How do you modify the default spacy (v3.0.5) tokenizer to correctly split english contractions if unicode apostrophes (not '
) are used.
import spacy
nlp = spacy.load('en_core_web_sm')
apostrophes = ["'",'\u02B9', '\u02BB', '\u02BC', '\u02BD', '\u02C8', '\u02CA', '\u02CB', '\u0060', '\u00B4']
for apo in apostrophes:
text = f"don{apo}t"
print([t for t in nlp(text)])
>>>
[do, n't]
[donʹt]
[donʻt]
[donʼt]
[donʽt]
[donˈt]
[donˊt]
[donˋt]
[don`t]
[don´t]
The desired output for all examples is [do, n't]

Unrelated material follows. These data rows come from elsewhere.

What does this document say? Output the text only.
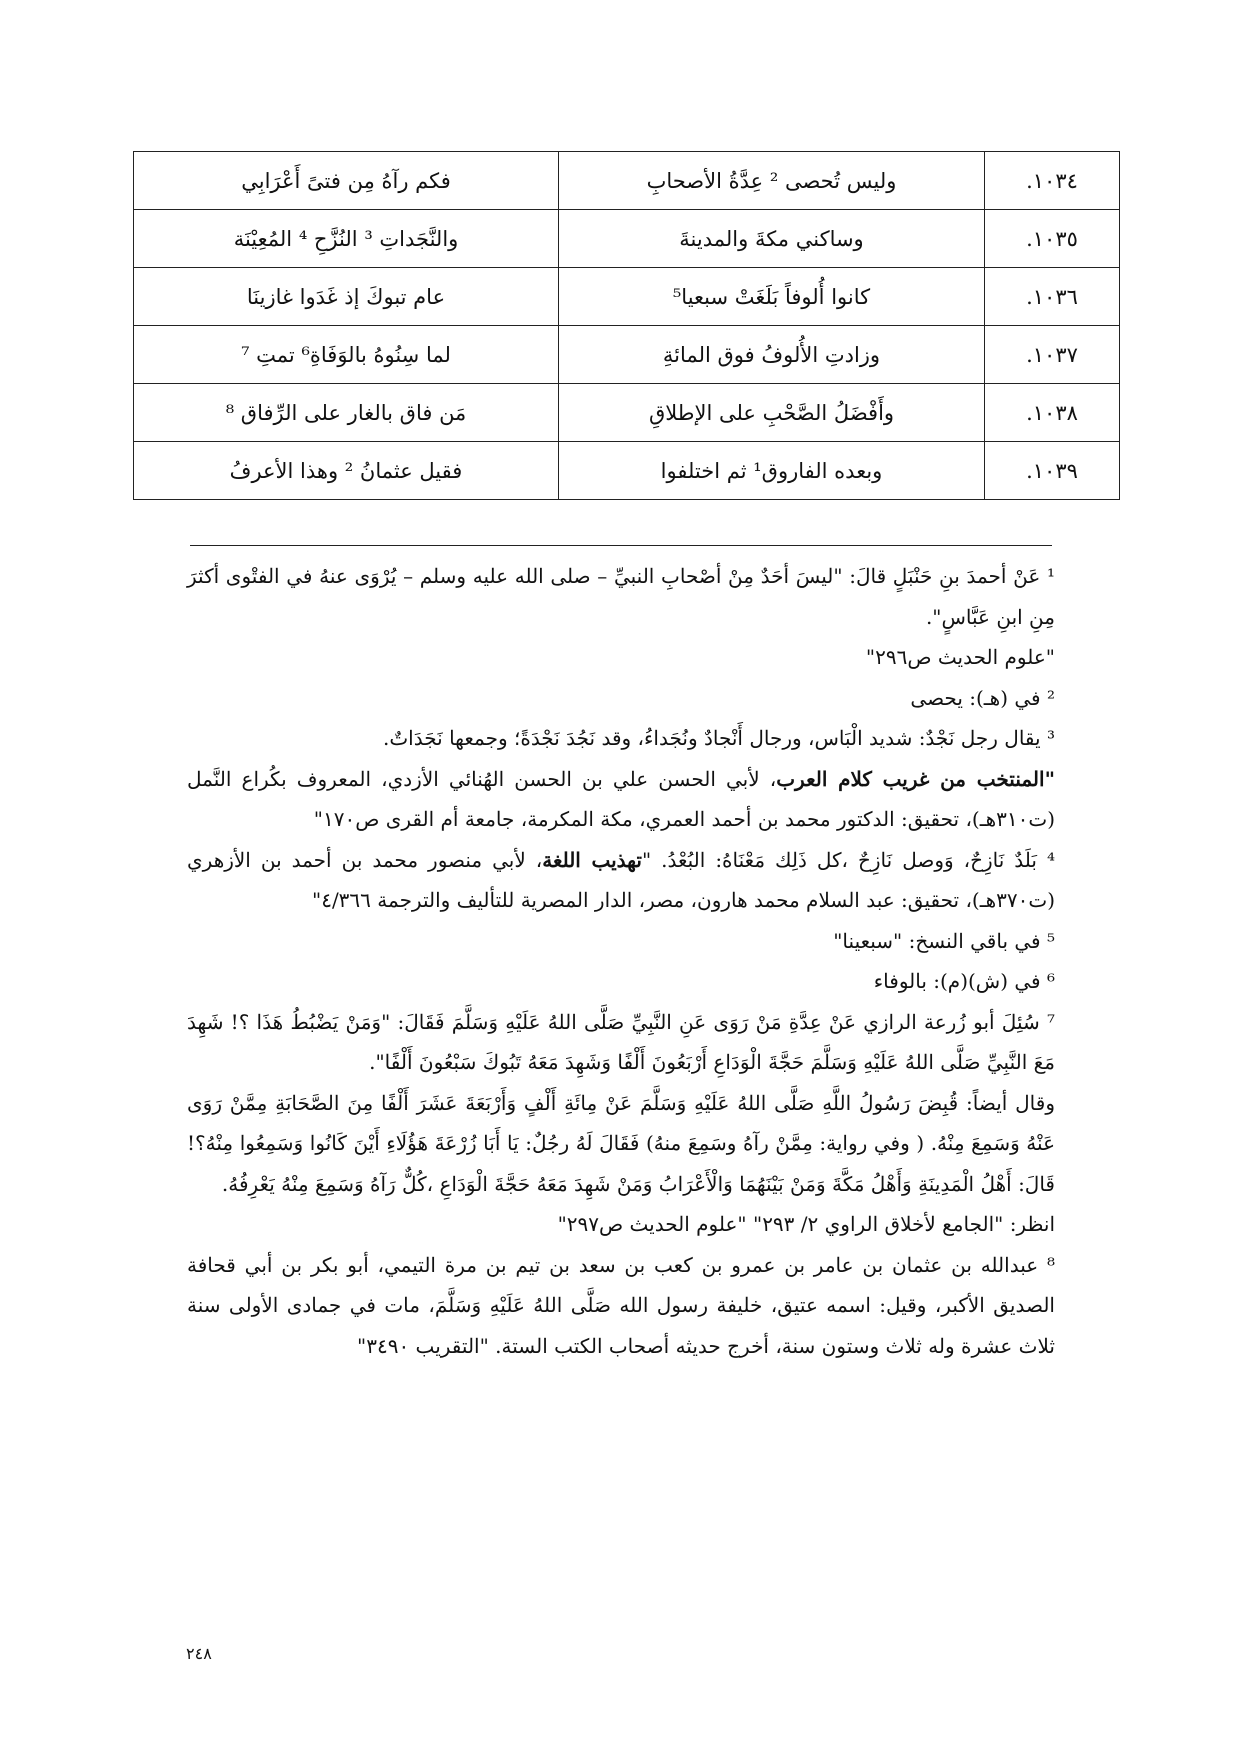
١٠٣٤.	وليس تُحصى ² عِدَّةُ الأصحابِ	فكم رآهُ مِن فتىً أَعْرَابِي
١٠٣٥.	وساكني مكةَ والمدينةَ	والنَّجَداتِ ³ النُزَّحِ ⁴ المُعِيْنَة
١٠٣٦.	كانوا أُلوفاً بَلَغَتْ سبعيا⁵	عام تبوكَ إذ غَدَوا غازينَا
١٠٣٧.	وزادتِ الأُلوفُ فوق المائةِ	لما سِنُوهُ بالوَفَاةِ⁶ تمتِ ⁷
١٠٣٨.	وأَفْضَلُ الصَّحْبِ على الإطلاقِ	مَن فاق بالغار على الرِّفاق ⁸
١٠٣٩.	وبعده الفاروق¹ ثم اختلفوا	فقيل عثمانُ ² وهذا الأعرفُ

¹ عَنْ أحمدَ بنِ حَنْبَلٍ قالَ: "ليسَ أحَدٌ مِنْ أصْحابِ النبيِّ – صلى الله عليه وسلم – يُرْوَى عنهُ في الفتْوى أكثرَ مِنِ ابنِ عَبَّاسٍ".

"علوم الحديث ص٢٩٦"

² في (هـ): يحصى

³ يقال رجل نَجْدٌ: شديد الْبَاس، ورجال أَنْجادٌ ونُجَداءُ، وقد نَجُدَ نَجْدَةً؛ وجمعها نَجَدَاتٌ.

"المنتخب من غريب كلام العرب، لأبي الحسن علي بن الحسن الهُنائي الأزدي، المعروف بكُراع النَّمل (ت٣١٠هـ)، تحقيق: الدكتور محمد بن أحمد العمري، مكة المكرمة، جامعة أم القرى ص١٧٠"

⁴ بَلَدٌ نَازِحٌ، وَوصل نَازِحٌ ،كل ذَلِك مَعْنَاهُ: البُعْدُ. "تهذيب اللغة، لأبي منصور محمد بن أحمد بن الأزهري (ت٣٧٠هـ)، تحقيق: عبد السلام محمد هارون، مصر، الدار المصرية للتأليف والترجمة ٤/٣٦٦"

⁵ في باقي النسخ: "سبعينا"

⁶ في (ش)(م): بالوفاء

⁷ سُئِلَ أبو زُرعة الرازي عَنْ عِدَّةِ مَنْ رَوَى عَنِ النَّبِيِّ صَلَّى اللهُ عَلَيْهِ وَسَلَّمَ فَقَالَ: "وَمَنْ يَضْبُطُ هَذَا ؟! شَهِدَ مَعَ النَّبِيِّ صَلَّى اللهُ عَلَيْهِ وَسَلَّمَ حَجَّةَ الْوَدَاعِ أَرْبَعُونَ أَلْفًا وَشَهِدَ مَعَهُ تَبُوكَ سَبْعُونَ أَلْفًا".

وقال أيضاً: قُبِضَ رَسُولُ اللَّهِ صَلَّى اللهُ عَلَيْهِ وَسَلَّمَ عَنْ مِائَةِ أَلْفٍ وَأَرْبَعَةَ عَشَرَ أَلْفًا مِنَ الصَّحَابَةِ مِمَّنْ رَوَى عَنْهُ وَسَمِعَ مِنْهُ. ( وفي رواية: مِمَّنْ رآهُ وسَمِعَ منهُ) فَقَالَ لَهُ رجُلٌ: يَا أَبَا زُرْعَةَ هَؤُلَاءِ أَيْنَ كَانُوا وَسَمِعُوا مِنْهُ؟! قَالَ: أَهْلُ الْمَدِينَةِ وَأَهْلُ مَكَّةَ وَمَنْ بَيْنَهُمَا وَالْأَعْرَابُ وَمَنْ شَهِدَ مَعَهُ حَجَّةَ الْوَدَاعِ ،كُلٌّ رَآهُ وَسَمِعَ مِنْهُ يَعْرِفُهُ.

انظر: "الجامع لأخلاق الراوي ٢/ ٢٩٣" "علوم الحديث ص٢٩٧"

⁸ عبدالله بن عثمان بن عامر بن عمرو بن كعب بن سعد بن تيم بن مرة التيمي، أبو بكر بن أبي قحافة الصديق الأكبر، وقيل: اسمه عتيق، خليفة رسول الله صَلَّى اللهُ عَلَيْهِ وَسَلَّمَ، مات في جمادى الأولى سنة ثلاث عشرة وله ثلاث وستون سنة، أخرج حديثه أصحاب الكتب الستة. "التقريب ٣٤٩٠"

٢٤٨
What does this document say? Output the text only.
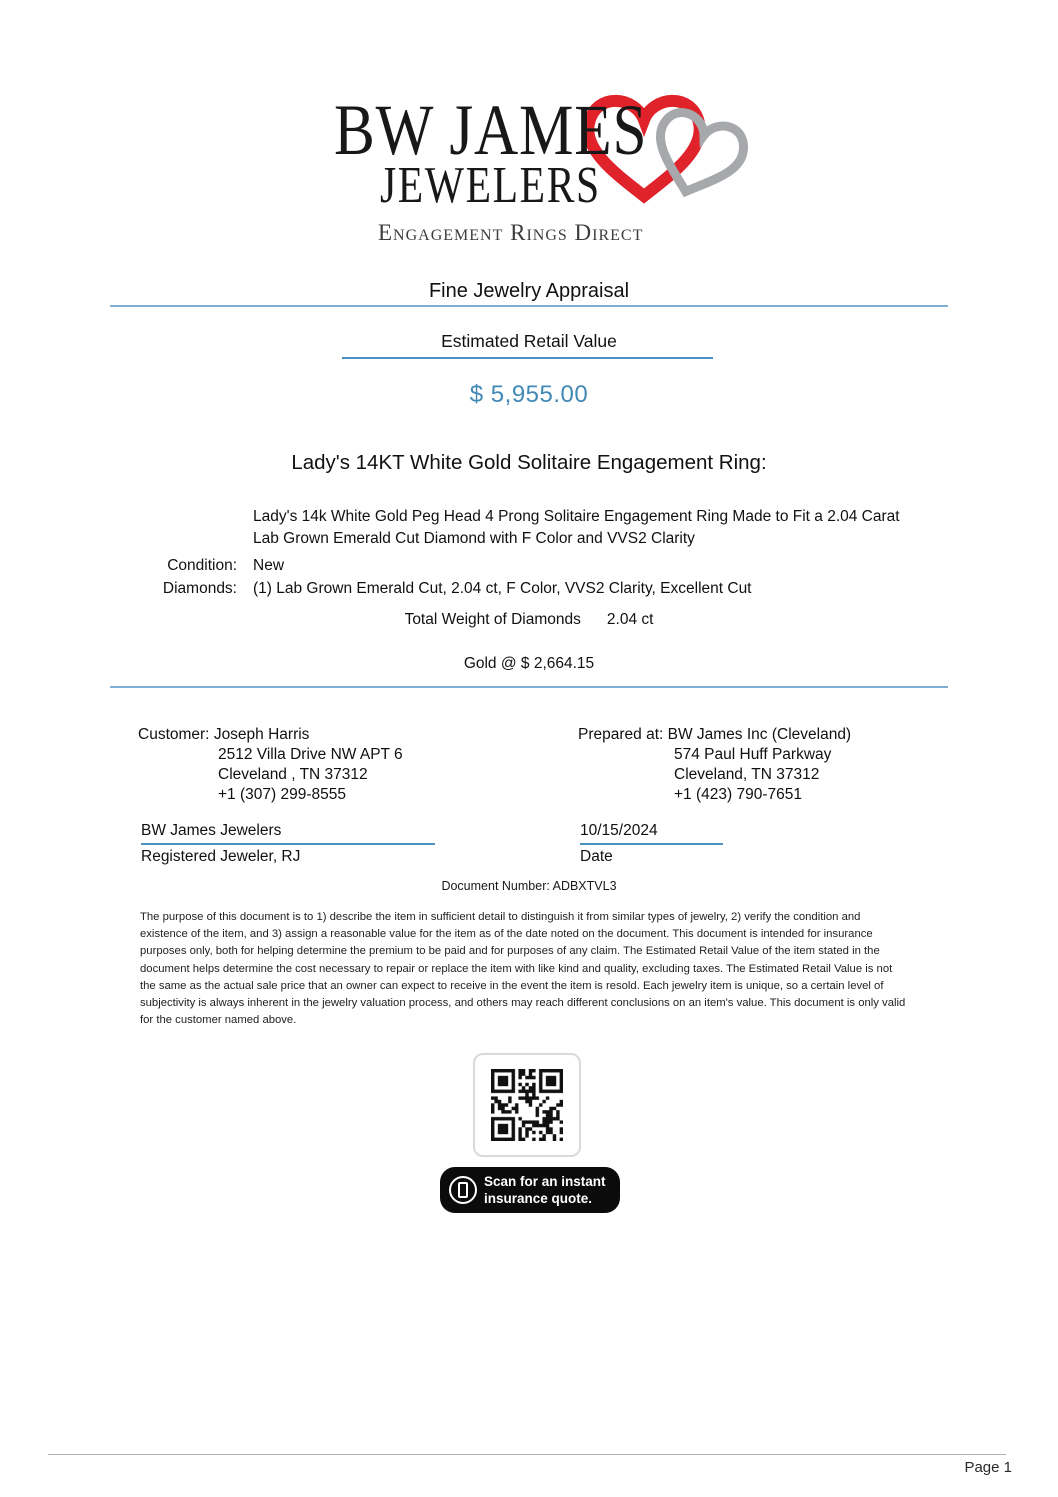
BW JAMES
JEWELERS
Engagement Rings Direct
Fine Jewelry Appraisal
Estimated Retail Value
$ 5,955.00
Lady's 14KT White Gold Solitaire Engagement Ring:
Lady's 14k White Gold Peg Head 4 Prong Solitaire Engagement Ring Made to Fit a 2.04 Carat
Lab Grown Emerald Cut Diamond with F Color and VVS2 Clarity
Condition: New
Diamonds: (1) Lab Grown Emerald Cut, 2.04 ct, F Color, VVS2 Clarity, Excellent Cut
Total Weight of Diamonds 2.04 ct
Gold @ $ 2,664.15
Customer: Joseph Harris
2512 Villa Drive NW APT 6
Cleveland , TN 37312
+1 (307) 299-8555
Prepared at: BW James Inc (Cleveland)
574 Paul Huff Parkway
Cleveland, TN 37312
+1 (423) 790-7651
BW James Jewelers
Registered Jeweler, RJ
10/15/2024
Date
Document Number: ADBXTVL3
The purpose of this document is to 1) describe the item in sufficient detail to distinguish it from similar types of jewelry, 2) verify the condition and existence of the item, and 3) assign a reasonable value for the item as of the date noted on the document. This document is intended for insurance purposes only, both for helping determine the premium to be paid and for purposes of any claim. The Estimated Retail Value of the item stated in the document helps determine the cost necessary to repair or replace the item with like kind and quality, excluding taxes. The Estimated Retail Value is not the same as the actual sale price that an owner can expect to receive in the event the item is resold. Each jewelry item is unique, so a certain level of subjectivity is always inherent in the jewelry valuation process, and others may reach different conclusions on an item's value. This document is only valid for the customer named above.
Scan for an instant
insurance quote.
Page 1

My best guess was to extend the default tokenizer_exceptions with all possible apostrophe variations. But this does not work as Tokenizer special cases are not allowed to modify text.
import spacy
from spacy.util import compile_prefix_regex, compile_suffix_regex, compile_infix_regex
nlp = spacy.load('en_core_web_sm')
apostrophes = ['\u02B9', '\u02BB', '\u02BC', '\u02BD', '\u02C8', '\u02CA', '\u02CB', '\u0060', '\u00B4']
default_rules = nlp.Defaults.tokenizer_exceptions
extended_rules = default_rules.copy()
for key, val in default_rules.items():
if "'" in key:
for apo in apostrophes:
extended_rules[key.replace("'", apo)] = val
rules = nlp.Defaults.tokenizer_exceptions
infix_re = compile_infix_regex(nlp.Defaults.infixes)
prefix_re = compile_prefix_regex(nlp.Defaults.prefixes)
suffix_re = compile_suffix_regex(nlp.Defaults.suffixes)
nlp.tokenizer = spacy.tokenizer.Tokenizer(
nlp.vocab,
rules = extended_rules,
prefix_search=prefix_re.search,
suffix_search=suffix_re.search,
infix_finditer=infix_re.finditer,
)
apostrophes = ["'",'\u02B9', '\u02BB', '\u02BC', '\u02BD', '\u02C8', '\u02CA', '\u02CB', '\u0060', '\u00B4']
for apo in apostrophes:
text = f"don{apo}t"
print([t for t in nlp(text)])
>>> ValueError: [E997] Tokenizer special cases are not allowed to modify the text. This would map ':`(' to ':'(' given token attributes '[{65: ":'("}]'.